Delfos, 510 a.C.
Durante o reinado de Tarquínio, o Soberbo, ocorreu no palácio real um prodígio que levaria a uma consulta ao famoso oráculo grego: uma cobra saiu de uma coluna de madeira no interior do palácio e deslizou entre os aposentos reais, causando pânico generalizado entre os habitantes. O fenômeno, aos olhos de Tarquínio, tratava-se de um presságio divino que afetava diretamente a casa real. Tarquínio, alarmado, decidiu consultar o oráculo de Delfos — autoridade suprema em matéria de augúrios no mundo mediterrâneo, superior mesmo aos adivinhos etruscos que normalmente consultava.
Foram enviados à Grécia dois dos filhos de Tarquínio, Tito e Arrunte, acompanhados de Lúcio Júnio Brutus, filho de Tarquínia, irmã do rei. Brutus ocupava posição peculiar na corte. Era homem de notável inteligência e astúcia que, percebendo claramente a natureza tirânica do tio e os perigos que esta representava para qualquer um que demonstrasse capacidade ou ambição, decidira fazer-se propositalmente de imbecil. Adotara o nome "Brutus" (que significa "estúpido" ou "obtuso") e comportava-se como tolo, permitindo que o rei dispusesse livremente de sua pessoa e bens. Sob esta máscara de estupidez, contudo, Brutus disfarçava grande coragem e verdadeiras intenções, aguardando pacientemente o momento propício para agir.

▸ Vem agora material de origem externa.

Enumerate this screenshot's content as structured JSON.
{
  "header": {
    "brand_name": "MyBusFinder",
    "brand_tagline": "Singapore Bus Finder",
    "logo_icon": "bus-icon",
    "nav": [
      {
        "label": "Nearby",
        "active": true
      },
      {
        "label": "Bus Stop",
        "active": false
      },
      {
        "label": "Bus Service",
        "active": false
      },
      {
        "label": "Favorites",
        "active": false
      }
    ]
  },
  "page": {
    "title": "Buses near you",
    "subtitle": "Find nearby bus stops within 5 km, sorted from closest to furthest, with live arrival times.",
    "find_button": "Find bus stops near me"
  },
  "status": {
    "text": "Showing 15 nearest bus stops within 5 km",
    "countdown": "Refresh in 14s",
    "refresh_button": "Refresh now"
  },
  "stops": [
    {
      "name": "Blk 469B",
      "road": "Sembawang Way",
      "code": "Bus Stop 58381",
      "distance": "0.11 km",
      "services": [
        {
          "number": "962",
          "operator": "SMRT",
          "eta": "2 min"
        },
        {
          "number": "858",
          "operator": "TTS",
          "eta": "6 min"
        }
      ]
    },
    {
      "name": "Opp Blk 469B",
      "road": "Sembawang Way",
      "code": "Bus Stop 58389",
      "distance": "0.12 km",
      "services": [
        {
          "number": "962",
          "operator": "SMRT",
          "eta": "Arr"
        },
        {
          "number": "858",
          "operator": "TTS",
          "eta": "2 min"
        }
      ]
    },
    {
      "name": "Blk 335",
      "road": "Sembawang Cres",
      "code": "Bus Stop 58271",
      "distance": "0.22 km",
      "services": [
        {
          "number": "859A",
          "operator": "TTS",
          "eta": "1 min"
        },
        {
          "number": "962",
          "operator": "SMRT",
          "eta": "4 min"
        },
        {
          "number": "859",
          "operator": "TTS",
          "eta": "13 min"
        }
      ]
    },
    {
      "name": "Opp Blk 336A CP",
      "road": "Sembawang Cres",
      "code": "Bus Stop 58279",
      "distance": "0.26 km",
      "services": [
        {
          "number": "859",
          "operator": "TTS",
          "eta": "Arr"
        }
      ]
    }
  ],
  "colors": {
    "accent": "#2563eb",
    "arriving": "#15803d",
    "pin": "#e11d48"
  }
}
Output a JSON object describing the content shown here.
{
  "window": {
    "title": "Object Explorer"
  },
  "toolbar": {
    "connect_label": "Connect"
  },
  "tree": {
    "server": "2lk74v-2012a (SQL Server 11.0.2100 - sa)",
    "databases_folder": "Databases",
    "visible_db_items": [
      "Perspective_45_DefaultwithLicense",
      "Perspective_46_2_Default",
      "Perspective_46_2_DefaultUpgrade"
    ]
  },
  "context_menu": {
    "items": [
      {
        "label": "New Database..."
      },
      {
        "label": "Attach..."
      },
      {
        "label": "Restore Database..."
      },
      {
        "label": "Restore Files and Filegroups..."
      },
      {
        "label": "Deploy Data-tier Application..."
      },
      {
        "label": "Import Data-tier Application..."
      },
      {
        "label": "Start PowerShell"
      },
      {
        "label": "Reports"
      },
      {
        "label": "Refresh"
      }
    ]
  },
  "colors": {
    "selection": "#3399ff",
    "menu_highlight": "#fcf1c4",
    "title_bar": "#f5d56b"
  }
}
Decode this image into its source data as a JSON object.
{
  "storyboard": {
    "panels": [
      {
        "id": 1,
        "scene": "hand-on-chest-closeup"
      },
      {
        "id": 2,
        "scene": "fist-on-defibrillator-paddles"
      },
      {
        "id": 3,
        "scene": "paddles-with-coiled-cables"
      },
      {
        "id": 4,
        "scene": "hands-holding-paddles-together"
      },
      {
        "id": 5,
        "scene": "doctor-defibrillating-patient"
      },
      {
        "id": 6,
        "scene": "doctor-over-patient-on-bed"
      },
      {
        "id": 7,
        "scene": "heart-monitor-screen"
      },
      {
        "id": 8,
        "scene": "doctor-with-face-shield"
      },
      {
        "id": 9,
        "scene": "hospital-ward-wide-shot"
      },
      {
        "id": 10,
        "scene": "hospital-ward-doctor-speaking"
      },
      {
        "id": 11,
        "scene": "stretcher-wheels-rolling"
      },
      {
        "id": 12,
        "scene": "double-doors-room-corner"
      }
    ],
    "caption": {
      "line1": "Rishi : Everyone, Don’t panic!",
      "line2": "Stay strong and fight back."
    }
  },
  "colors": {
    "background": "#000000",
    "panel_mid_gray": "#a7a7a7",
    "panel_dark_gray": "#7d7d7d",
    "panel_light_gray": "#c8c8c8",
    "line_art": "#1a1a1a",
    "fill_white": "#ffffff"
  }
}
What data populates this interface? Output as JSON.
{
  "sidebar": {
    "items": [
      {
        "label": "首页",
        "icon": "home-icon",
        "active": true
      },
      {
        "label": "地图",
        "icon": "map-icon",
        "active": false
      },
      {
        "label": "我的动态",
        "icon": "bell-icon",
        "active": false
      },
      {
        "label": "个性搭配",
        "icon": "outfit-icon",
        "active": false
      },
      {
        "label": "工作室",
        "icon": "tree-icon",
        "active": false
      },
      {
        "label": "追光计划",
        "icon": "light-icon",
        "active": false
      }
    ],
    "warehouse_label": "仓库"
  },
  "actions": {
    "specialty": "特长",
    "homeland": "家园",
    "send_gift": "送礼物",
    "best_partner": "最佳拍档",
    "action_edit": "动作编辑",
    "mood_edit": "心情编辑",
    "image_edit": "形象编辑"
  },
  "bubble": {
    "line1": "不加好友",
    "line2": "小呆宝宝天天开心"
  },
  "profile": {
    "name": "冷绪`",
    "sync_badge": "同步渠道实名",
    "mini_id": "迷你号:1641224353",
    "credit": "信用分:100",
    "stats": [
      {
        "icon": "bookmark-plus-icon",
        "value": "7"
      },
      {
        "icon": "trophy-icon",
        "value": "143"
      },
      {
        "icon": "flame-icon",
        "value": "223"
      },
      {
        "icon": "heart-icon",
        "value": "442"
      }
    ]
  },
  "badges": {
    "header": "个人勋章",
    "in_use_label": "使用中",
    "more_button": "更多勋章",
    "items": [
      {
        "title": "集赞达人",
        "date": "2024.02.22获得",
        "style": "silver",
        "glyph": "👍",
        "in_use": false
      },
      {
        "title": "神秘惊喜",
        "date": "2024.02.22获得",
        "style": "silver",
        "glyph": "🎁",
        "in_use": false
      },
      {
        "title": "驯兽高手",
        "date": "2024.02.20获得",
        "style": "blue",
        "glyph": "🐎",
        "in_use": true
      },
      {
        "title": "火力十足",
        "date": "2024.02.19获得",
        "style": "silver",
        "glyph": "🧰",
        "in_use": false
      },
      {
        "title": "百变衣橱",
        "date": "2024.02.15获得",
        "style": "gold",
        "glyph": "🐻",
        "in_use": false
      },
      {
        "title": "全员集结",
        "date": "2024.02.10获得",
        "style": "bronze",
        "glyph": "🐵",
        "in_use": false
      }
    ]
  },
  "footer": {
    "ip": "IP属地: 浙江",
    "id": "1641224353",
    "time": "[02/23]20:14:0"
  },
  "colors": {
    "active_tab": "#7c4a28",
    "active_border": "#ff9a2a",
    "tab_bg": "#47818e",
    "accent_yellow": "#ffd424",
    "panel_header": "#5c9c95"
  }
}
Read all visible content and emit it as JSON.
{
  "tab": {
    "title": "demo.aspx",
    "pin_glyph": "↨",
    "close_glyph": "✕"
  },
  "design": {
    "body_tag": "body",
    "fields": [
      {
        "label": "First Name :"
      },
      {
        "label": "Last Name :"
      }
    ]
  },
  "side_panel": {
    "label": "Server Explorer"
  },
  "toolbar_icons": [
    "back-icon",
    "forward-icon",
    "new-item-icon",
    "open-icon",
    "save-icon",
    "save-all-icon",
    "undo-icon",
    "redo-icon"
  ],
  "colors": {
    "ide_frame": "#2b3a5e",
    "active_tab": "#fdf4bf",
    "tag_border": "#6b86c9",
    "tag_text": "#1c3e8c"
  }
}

Os jovens viajaram até Delfos e transmitiram ao oráculo a pergunta oficial do rei sobre o significado da cobra. Após receberem a resposta às questões formais que motivaram a viagem, e sem qualquer autorização paterna para fazê-lo, os filhos de Tarquínio decidiram por conta própria formular uma segunda pergunta: qual deles herdaria o reino de Roma?
A resposta da Pítia foi enigmática, como era costume do oráculo: "Em Roma irá reinar o primeiro de vocês que der um beijo em sua mãe." Tito e Arrunte imediatamente começaram a discutir entre si qual dos dois chegaria primeiro a Roma para beijar a mãe. Concordaram em manter a profecia em completo segredo, de modo que o terceiro irmão — Sexto, que permanecera em Roma — não pudesse ter a mesma chance. Decidiram ainda sortear entre eles quem daria o primeiro beijo quando chegassem.
Brutus, contudo, compreendeu que o oráculo tinha um significado diverso. Fingindo tropeçar ao sair do templo, caiu deliberadamente de bruços e colocou os lábios na terra. Interpretava assim a palavra "mãe" de forma alegórica: considerava a terra a mãe comum de todos os mortais. O gesto passou despercebido aos filhos de Tarquínio, que atribuíram a queda à proverbial estupidez de Brutus.